The rules are simple: take one coloured set of cards (each set has the same cards) and keep all the ones up to one number higher than the amount of games being voted on (so you’d keep all nine cards if you were voting on eight games). Each player then places one of their cards next to each nominee, leaving them one card in hand. Once this is done, you may get the chance to use your remaining card to do a ‘backroom deal’.

Backroom bitchiness

Each card will have ‘nay’, ‘yea’, ‘yea yea’ or ‘veto’ on the back – with the more powerful ‘yea yeah’ and ‘veto’ cards also containing some extra text. If you held back a veto, for example, you can swap two of a player’s votes or cancel one of a player’s vote entirely; or if you held back a yea yea card you can choose a game to either win or lose ties.

But there are consequences to using your backroom power: you will have to either set up or take down the game if you used your yea yea card in the backroom, while cancelling or swapping a player’s votes with your veto will let them either decide your place in turn order or decide your starting colour.

Once the backroom shenanigans are over, simply flip over and count up the votes (a yea yea scores two, while each veto is a minus one). If there is a tie, the instructions handily suggest you ‘flip a damn coin’.

Erm, hang on a minute…

Game Election cardsIt doesn’t take long to start seeing the gaping holes here. First, if you’re going to ask me to spend 10 minutes playing a game to decide which game to play, you better end up with a damn winner because I am not going to flip a damn coin – I’m going to pop your damn game in the damn bin and move on. It’s not funny – it’s lazy game design.

Second, who in their right mind is going to sit around twiddling their thumbs while one person sets up as game – especially when they may not have even played it? And who exactly are you’re punishing by getting one player to pack up? The poor shmo who brought it along and now has their game packed up ‘wrong’ (you know what we’re like!).

In the vast majority of cases, set up and pack down of games is a shared responsibility. It gets you into the game (or the next one) quicker, it feels like the right thing to do and it’s all part of being in a friendly game group.

Of the other ‘consequences’, letting someone pick your player colour is at worst inconsequential – while letting them decide your player position is a decision made with no knowledge of what you’re going to play. Overall, the powers and consequences are going to be at worst a hindrance to the overall fun of the evening and at best pointless.

I’m not saying every group will hate this, and apart from the lack of tiebreaker the powers and consequences aren’t intrinsically broken. I just can’t see how they’re going to have much of an impact in the vast majority of cases.

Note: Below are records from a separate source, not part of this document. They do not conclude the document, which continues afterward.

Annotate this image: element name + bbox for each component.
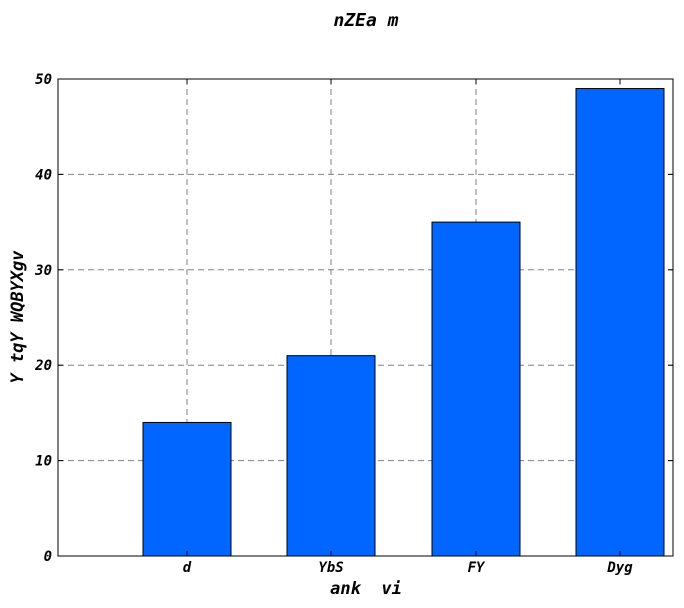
x-tick-labels: d YbS FY Dyg (183, 560, 633, 576)
x-tick-label: FY (468, 560, 486, 576)
y-tick-label: 0 (44, 549, 52, 565)
y-tick-label: 50 (35, 72, 52, 88)
x-tick-label: Dyg (606, 560, 633, 576)
x-axis-label: ank vi (330, 579, 402, 599)
chart-title: nZEa m (333, 10, 398, 31)
plot-frame (57, 78, 674, 557)
x-tick-label: YbS (318, 560, 343, 576)
bar-d (142, 421, 232, 557)
y-tick-label: 40 (35, 167, 52, 183)
bar-FY (431, 221, 521, 557)
bars (142, 88, 665, 557)
y-tick-label: 10 (35, 454, 52, 470)
bar-Dyg (575, 88, 665, 557)
y-tick-label: 20 (34, 358, 52, 374)
y-axis-label: Y tqY WQBYXgv (8, 250, 28, 384)
y-tick-labels: 0 10 20 30 40 50 (34, 72, 52, 565)
y-tick-label: 30 (34, 263, 52, 279)
axis-ticks (58, 78, 673, 557)
bar-YbS (286, 355, 376, 557)
x-tick-label: d (183, 560, 192, 576)
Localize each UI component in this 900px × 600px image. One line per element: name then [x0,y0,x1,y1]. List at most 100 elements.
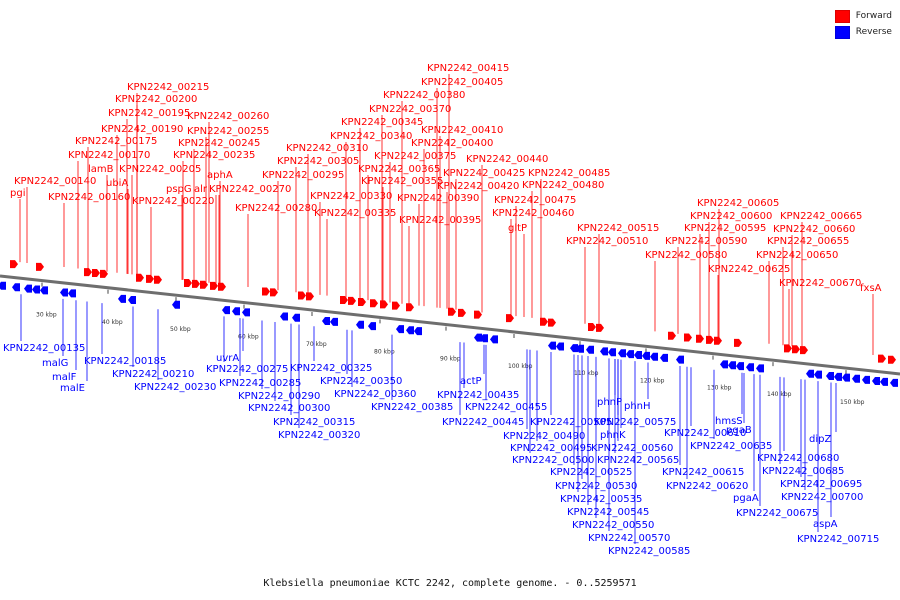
scale-label: 150 kbp [840,399,865,406]
reverse-gene-label: KPN2242_00230 [134,382,216,393]
forward-gene-label: KPN2242_00245 [178,138,260,149]
scale-label: 80 kbp [374,348,395,355]
forward-gene-label: KPN2242_00485 [528,168,610,179]
scale-label: 130 kbp [707,385,732,392]
reverse-gene-arrow [806,369,814,378]
forward-gene-label: KPN2242_00650 [756,250,838,261]
reverse-gene-label: KPN2242_00695 [780,479,862,490]
reverse-gene-arrow [322,317,330,326]
reverse-gene-label: phnP [597,397,622,408]
reverse-gene-arrow [330,317,338,326]
reverse-gene-arrow [368,322,376,331]
reverse-gene-arrow [32,285,40,294]
reverse-gene-label: pgaB [726,425,752,436]
reverse-gene-label: KPN2242_00315 [273,417,355,428]
forward-gene-arrow [262,287,270,296]
reverse-gene-arrow [634,351,642,360]
forward-gene-label: lamB [88,164,114,175]
forward-gene-arrow [792,345,800,354]
reverse-gene-arrow [586,345,594,354]
forward-gene-label: fxsA [860,283,882,294]
forward-gene-label: KPN2242_00665 [780,211,862,222]
reverse-gene-arrow [720,360,728,369]
forward-gene-label: KPN2242_00440 [466,154,548,165]
reverse-gene-arrow [728,361,736,370]
reverse-gene-arrow [68,289,76,298]
forward-gene-arrow [506,314,514,323]
forward-gene-label: KPN2242_00655 [767,236,849,247]
reverse-gene-arrow [842,373,850,382]
reverse-gene-label: KPN2242_00385 [371,402,453,413]
forward-gene-label: KPN2242_00460 [492,208,574,219]
reverse-gene-arrow [0,281,6,290]
reverse-gene-arrow [396,325,404,334]
reverse-gene-arrow [172,300,180,309]
reverse-gene-label: KPN2242_00500 [512,455,594,466]
reverse-gene-label: KPN2242_00300 [248,403,330,414]
reverse-gene-label: KPN2242_00565 [597,455,679,466]
forward-gene-label: KPN2242_00425 [443,168,525,179]
scale-label: 50 kbp [170,326,191,333]
reverse-gene-arrow [474,333,482,342]
reverse-gene-arrow [118,294,126,303]
reverse-gene-label: KPN2242_00445 [442,417,524,428]
reverse-gene-arrow [24,284,32,293]
reverse-gene-arrow [862,375,870,384]
forward-gene-label: KPN2242_00215 [127,82,209,93]
reverse-gene-arrow [872,376,880,385]
reverse-gene-arrow [232,307,240,316]
forward-gene-arrow [184,279,192,288]
reverse-gene-label: KPN2242_00320 [278,430,360,441]
reverse-gene-label: uvrA [216,353,239,364]
reverse-gene-arrow [608,348,616,357]
legend-item-forward: Forward [834,8,892,24]
forward-gene-label: KPN2242_00595 [684,223,766,234]
reverse-gene-arrow [756,364,764,373]
reverse-gene-arrow [852,374,860,383]
reverse-gene-arrow [746,363,754,372]
forward-gene-arrow [146,274,154,283]
reverse-gene-label: KPN2242_00560 [591,443,673,454]
reverse-gene-arrow [626,350,634,359]
forward-gene-arrow [340,296,348,305]
legend: Forward Reverse [834,8,892,40]
forward-gene-label: KPN2242_00405 [421,77,503,88]
reverse-gene-arrow [356,320,364,329]
forward-gene-label: KPN2242_00235 [173,150,255,161]
forward-gene-label: KPN2242_00280 [235,203,317,214]
forward-gene-label: KPN2242_00515 [577,223,659,234]
reverse-gene-label: KPN2242_00325 [290,363,372,374]
forward-gene-arrow [200,280,208,289]
forward-gene-label: KPN2242_00260 [187,111,269,122]
reverse-gene-label: KPN2242_00700 [781,492,863,503]
forward-gene-arrow [406,303,414,312]
reverse-gene-arrow [880,377,888,386]
map-caption: Klebsiella pneumoniae KCTC 2242, complet… [263,578,637,589]
reverse-gene-label: KPN2242_00455 [465,402,547,413]
forward-gene-arrow [298,291,306,300]
forward-gene-label: KPN2242_00195 [108,108,190,119]
legend-label-reverse: Reverse [855,27,892,37]
reverse-gene-label: actP [460,376,482,387]
backbone-line [0,274,900,376]
forward-gene-label: KPN2242_00415 [427,63,509,74]
reverse-gene-arrow [890,378,898,387]
forward-gene-arrow [784,344,792,353]
reverse-gene-arrow [60,288,68,297]
reverse-gene-label: malG [42,358,68,369]
reverse-gene-arrow [490,335,498,344]
forward-gene-label: gltP [508,223,527,234]
reverse-gene-arrow [618,349,626,358]
reverse-gene-arrow [736,362,744,371]
reverse-gene-arrow [814,370,822,379]
forward-gene-arrow [84,268,92,277]
reverse-gene-label: phnH [624,401,651,412]
forward-gene-arrow [92,269,100,278]
reverse-gene-label: KPN2242_00680 [757,453,839,464]
forward-gene-arrow [306,292,314,301]
forward-gene-arrow [588,323,596,332]
reverse-gene-arrow [292,313,300,322]
scale-label: 70 kbp [306,341,327,348]
legend-swatch-forward [834,9,850,23]
reverse-gene-label: dipZ [809,434,831,445]
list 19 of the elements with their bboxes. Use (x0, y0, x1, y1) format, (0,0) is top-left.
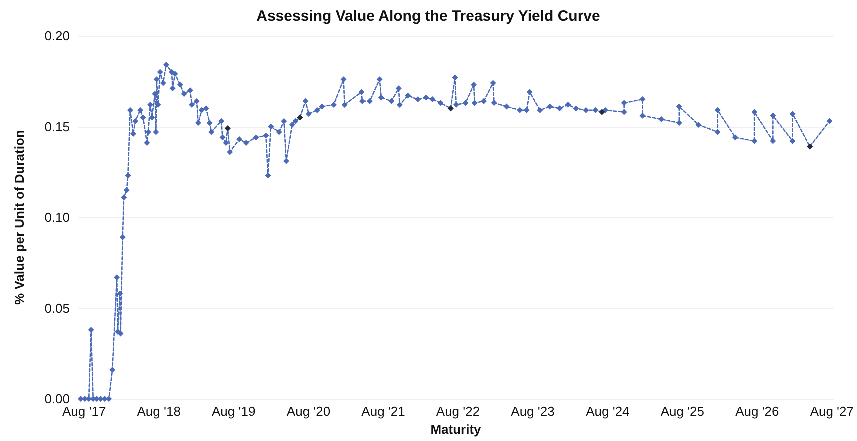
y-axis-title: % Value per Unit of Duration (12, 130, 27, 305)
x-tick-label: Aug '20 (286, 404, 331, 420)
x-axis-title: Maturity (430, 422, 482, 437)
x-tick-label: Aug '25 (660, 404, 705, 420)
x-tick-label: Aug '17 (62, 404, 106, 420)
y-tick-label: 0.20 (44, 28, 70, 44)
y-tick-label: 0.15 (44, 119, 70, 134)
x-tick-label: Aug '24 (586, 404, 630, 420)
y-tick-label: 0.00 (44, 392, 70, 407)
x-tick-label: Aug '27 (810, 404, 854, 420)
x-tick-label: Aug '18 (137, 404, 181, 420)
x-tick-label: Aug '21 (362, 404, 406, 420)
x-tick-label: Aug '26 (736, 404, 780, 420)
y-tick-label: 0.05 (44, 300, 70, 316)
x-tick-label: Aug '23 (511, 404, 555, 420)
y-tick-label: 0.10 (44, 210, 70, 226)
x-tick-label: Aug '19 (212, 404, 256, 420)
x-tick-label: Aug '22 (436, 404, 480, 420)
chart-title: Assessing Value Along the Treasury Yield Curve (256, 8, 600, 25)
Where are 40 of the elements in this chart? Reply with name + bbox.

But the election is a nice idea, right?

Powers and no tiebreaker aside, the idea of voting for a game choice is a sound one. The card text is clear, the instructions simple, the colours bright and the card stock – well, not great actually but not the worst.

But by letting people mess with the votes, you’re not getting the outcome the group wanted. Surely that’s the point? You’re adding a bunch of poorly thought out extra rules which may only end up serving to create the wrong result.

I’ve tried this with two groups and both times it has fallen totally flat after some initial interest in the idea. And both times the lowest common denominator game won, which is probably what would’ve happened anyway. It’s fair to say I’ve had my last game election – at least in this format.

I can’t help thinking something much simpler would’ve been better. Number cards 10, 8, 6, 4 etc and make everyone put a card each on a game – simply add up the votes and whoever put the lowest number on the winning game gets to choose their starting position. Ties break in favour of lowest/fewest ‘high’ cards. Maybe I’ll try that.

So are there any winners?

I think some people will get something out of Game Election. People who like to record plays, for example, get to put another game onto Board Game Geek – while people who like to play purple will be pleased to know they get to play their favourite colour.

But kidding aside, this could be a useful exercise for a game loving teacher who brings play into the classroom, or for a gaming family with children. There are some potentially interesting things to be learnt about respecting other people’s opinions; consequences, and about screwing dad so you don’t have to play what he wants to play.

These examples may even get use out of the set up/take down actions. I’ll be passing my copy on to a dad/teacher, so I’ll let you know if they get on better with it than I did. But until then, I’m happy to cut to the chase and flip the damn coin.